The Future of Life Institute (FLI) is a non-profit founded in May 2014 in the Boston area, with a launch event held at MIT. Its founders included MIT cosmologist Max Tegmark, Skype co-founder Jaan Tallinn, DeepMind research scientist Viktoriya Krakovna, Tufts scholar Meia Chita-Tegmark, and physicist Anthony Aguirre. The institute’s mission is to “steer transformative technologies away from extreme, large-scale risks and towards benefiting life,” with work concentrated on artificial intelligence, biotechnology, and nuclear weapons.
FLI became one of the most visible organizations in the AI safety field through a series of landmark convenings and campaigns. In January 2015 it hosted a conference in Puerto Rico bringing together AI builders with experts in economics, law, and ethics. Two years later, its January 2017 Asilomar conference produced the Asilomar AI Principles, among the earliest and most influential sets of AI governance principles.

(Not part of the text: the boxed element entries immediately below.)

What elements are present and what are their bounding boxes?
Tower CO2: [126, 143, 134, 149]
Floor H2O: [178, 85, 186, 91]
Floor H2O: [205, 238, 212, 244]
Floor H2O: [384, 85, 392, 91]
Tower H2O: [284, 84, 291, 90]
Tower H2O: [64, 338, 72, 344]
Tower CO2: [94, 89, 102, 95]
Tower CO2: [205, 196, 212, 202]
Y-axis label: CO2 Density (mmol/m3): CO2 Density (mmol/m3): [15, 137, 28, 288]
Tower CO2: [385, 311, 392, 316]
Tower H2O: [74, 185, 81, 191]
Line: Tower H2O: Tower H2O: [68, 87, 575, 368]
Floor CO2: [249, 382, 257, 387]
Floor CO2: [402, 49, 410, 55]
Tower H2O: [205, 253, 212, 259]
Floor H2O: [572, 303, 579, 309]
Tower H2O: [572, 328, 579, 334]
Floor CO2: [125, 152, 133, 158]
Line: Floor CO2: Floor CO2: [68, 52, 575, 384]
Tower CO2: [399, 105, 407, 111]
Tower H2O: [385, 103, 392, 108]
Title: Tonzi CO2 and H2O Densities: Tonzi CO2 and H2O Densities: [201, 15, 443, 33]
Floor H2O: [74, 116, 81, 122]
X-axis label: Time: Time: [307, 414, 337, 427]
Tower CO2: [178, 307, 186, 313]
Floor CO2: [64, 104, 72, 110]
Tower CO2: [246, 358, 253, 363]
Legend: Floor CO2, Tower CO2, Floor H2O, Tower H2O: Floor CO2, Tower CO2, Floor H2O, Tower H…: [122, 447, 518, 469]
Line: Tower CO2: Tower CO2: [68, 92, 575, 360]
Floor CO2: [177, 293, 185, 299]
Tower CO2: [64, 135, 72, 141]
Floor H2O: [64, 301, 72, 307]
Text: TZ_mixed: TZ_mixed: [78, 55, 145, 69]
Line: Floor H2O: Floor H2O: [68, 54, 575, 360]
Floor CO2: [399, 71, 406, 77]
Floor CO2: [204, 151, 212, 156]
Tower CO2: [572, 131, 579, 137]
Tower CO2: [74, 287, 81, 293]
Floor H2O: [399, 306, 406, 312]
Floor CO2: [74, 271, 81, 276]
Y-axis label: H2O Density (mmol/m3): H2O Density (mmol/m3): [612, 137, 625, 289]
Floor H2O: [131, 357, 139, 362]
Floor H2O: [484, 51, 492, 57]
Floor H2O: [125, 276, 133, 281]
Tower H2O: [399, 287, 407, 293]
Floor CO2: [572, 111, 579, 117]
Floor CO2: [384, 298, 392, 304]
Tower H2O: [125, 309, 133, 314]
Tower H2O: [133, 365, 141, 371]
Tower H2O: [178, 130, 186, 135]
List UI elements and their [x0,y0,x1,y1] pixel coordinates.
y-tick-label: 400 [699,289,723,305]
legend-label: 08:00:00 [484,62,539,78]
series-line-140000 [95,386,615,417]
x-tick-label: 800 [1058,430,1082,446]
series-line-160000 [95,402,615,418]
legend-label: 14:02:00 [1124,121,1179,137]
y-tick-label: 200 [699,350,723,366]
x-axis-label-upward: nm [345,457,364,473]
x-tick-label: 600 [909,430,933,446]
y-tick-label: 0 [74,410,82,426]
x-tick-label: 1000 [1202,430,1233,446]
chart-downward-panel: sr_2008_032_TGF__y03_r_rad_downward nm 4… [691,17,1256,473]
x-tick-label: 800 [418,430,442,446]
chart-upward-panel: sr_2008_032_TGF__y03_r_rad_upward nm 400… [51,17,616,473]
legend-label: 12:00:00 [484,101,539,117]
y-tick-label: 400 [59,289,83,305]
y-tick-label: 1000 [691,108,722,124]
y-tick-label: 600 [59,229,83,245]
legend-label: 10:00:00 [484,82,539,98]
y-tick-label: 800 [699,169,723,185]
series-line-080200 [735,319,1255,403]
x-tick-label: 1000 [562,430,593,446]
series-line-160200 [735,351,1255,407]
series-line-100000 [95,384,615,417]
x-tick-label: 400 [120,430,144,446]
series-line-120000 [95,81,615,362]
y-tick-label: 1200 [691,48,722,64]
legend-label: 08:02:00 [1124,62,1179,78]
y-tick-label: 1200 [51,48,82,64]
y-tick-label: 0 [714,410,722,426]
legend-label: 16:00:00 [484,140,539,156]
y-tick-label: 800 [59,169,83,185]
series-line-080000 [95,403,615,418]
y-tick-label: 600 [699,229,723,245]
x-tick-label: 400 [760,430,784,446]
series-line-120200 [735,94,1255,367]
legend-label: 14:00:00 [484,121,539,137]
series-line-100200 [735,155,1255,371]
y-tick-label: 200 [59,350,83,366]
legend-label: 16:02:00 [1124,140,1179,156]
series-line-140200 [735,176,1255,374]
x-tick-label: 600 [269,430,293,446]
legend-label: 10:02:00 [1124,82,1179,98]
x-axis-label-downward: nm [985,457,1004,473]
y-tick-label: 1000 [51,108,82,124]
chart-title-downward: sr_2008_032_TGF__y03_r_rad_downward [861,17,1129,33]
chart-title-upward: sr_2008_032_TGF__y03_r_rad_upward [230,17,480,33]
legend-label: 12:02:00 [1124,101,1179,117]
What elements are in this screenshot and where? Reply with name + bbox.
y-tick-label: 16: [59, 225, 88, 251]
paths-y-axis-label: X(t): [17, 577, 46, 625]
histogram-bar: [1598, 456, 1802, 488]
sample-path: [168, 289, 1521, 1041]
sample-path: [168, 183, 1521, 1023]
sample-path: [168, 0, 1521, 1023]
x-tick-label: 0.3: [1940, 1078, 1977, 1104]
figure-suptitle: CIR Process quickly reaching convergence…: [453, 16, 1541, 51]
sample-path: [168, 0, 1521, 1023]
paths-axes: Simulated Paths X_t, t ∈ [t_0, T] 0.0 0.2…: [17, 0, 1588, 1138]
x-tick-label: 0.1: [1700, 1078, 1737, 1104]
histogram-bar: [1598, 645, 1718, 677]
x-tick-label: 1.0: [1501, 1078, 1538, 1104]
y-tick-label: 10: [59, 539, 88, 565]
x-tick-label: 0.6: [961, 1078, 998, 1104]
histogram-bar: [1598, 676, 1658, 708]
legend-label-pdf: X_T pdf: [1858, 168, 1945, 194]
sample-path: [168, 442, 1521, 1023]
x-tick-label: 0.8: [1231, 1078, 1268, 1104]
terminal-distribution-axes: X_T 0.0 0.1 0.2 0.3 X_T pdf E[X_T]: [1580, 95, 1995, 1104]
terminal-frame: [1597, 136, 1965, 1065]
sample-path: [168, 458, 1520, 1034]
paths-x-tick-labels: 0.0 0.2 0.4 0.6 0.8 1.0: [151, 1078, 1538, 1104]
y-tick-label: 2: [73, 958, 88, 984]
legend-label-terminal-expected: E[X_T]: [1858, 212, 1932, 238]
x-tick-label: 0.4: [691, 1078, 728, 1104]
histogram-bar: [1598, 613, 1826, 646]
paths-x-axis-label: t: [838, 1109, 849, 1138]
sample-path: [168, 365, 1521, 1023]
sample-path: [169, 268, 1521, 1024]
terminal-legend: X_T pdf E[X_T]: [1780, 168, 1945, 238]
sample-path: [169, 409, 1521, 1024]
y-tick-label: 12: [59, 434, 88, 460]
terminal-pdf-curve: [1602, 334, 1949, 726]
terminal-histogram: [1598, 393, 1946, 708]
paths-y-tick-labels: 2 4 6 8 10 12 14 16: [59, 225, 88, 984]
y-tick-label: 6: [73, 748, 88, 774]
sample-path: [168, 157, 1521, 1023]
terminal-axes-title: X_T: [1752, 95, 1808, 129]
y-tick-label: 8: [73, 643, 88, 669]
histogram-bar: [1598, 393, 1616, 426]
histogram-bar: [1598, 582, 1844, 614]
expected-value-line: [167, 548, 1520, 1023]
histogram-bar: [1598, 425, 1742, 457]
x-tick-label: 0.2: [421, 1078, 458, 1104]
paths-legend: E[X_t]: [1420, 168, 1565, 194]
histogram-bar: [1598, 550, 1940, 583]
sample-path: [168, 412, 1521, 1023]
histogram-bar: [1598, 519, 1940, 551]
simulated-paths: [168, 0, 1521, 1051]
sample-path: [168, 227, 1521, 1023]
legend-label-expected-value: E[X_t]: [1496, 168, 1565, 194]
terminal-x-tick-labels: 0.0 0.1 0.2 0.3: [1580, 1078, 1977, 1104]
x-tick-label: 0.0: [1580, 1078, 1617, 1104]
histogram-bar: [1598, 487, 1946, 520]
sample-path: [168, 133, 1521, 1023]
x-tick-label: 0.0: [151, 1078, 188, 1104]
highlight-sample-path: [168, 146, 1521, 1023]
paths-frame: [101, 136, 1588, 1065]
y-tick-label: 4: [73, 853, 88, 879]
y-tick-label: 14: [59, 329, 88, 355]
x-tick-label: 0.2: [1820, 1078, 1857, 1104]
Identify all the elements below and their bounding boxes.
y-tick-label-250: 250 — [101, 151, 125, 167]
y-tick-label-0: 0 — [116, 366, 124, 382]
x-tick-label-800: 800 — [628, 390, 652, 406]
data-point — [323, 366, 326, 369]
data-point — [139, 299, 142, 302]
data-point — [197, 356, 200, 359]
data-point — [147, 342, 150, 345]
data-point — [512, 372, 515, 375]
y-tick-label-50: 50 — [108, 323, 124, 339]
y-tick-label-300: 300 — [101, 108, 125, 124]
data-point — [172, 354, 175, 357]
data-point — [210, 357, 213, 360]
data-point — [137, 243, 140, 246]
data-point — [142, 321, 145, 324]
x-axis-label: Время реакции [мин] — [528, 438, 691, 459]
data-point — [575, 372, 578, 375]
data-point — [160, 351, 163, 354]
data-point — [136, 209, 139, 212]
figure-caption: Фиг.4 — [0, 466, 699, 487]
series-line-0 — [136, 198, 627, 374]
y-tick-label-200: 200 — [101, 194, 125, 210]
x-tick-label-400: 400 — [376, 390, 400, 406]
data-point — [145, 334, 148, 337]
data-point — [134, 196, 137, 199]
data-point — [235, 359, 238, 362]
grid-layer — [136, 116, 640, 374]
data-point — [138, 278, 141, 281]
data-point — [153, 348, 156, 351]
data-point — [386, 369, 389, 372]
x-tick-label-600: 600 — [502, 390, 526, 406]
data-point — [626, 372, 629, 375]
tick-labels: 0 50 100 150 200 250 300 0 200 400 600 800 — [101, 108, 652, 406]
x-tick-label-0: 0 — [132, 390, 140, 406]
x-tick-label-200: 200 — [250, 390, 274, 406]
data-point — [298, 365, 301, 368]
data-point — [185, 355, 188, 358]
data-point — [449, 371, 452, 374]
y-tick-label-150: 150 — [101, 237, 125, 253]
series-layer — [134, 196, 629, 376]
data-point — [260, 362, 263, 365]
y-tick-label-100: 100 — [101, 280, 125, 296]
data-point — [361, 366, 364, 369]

In March 2023 FLI published the open letter “Pause Giant AI Experiments,” which called for a six-month halt on training runs more powerful than GPT-4 and ignited a global debate about the pace of AI development. The institute also runs grant programs and publishes an AI Safety Index rating the major labs.
Why business readers should care: FLI has repeatedly set the terms of public debate about AI risk, and its principles and open letters have shaped how policymakers, journalists, and the labs themselves talk about frontier AI safety.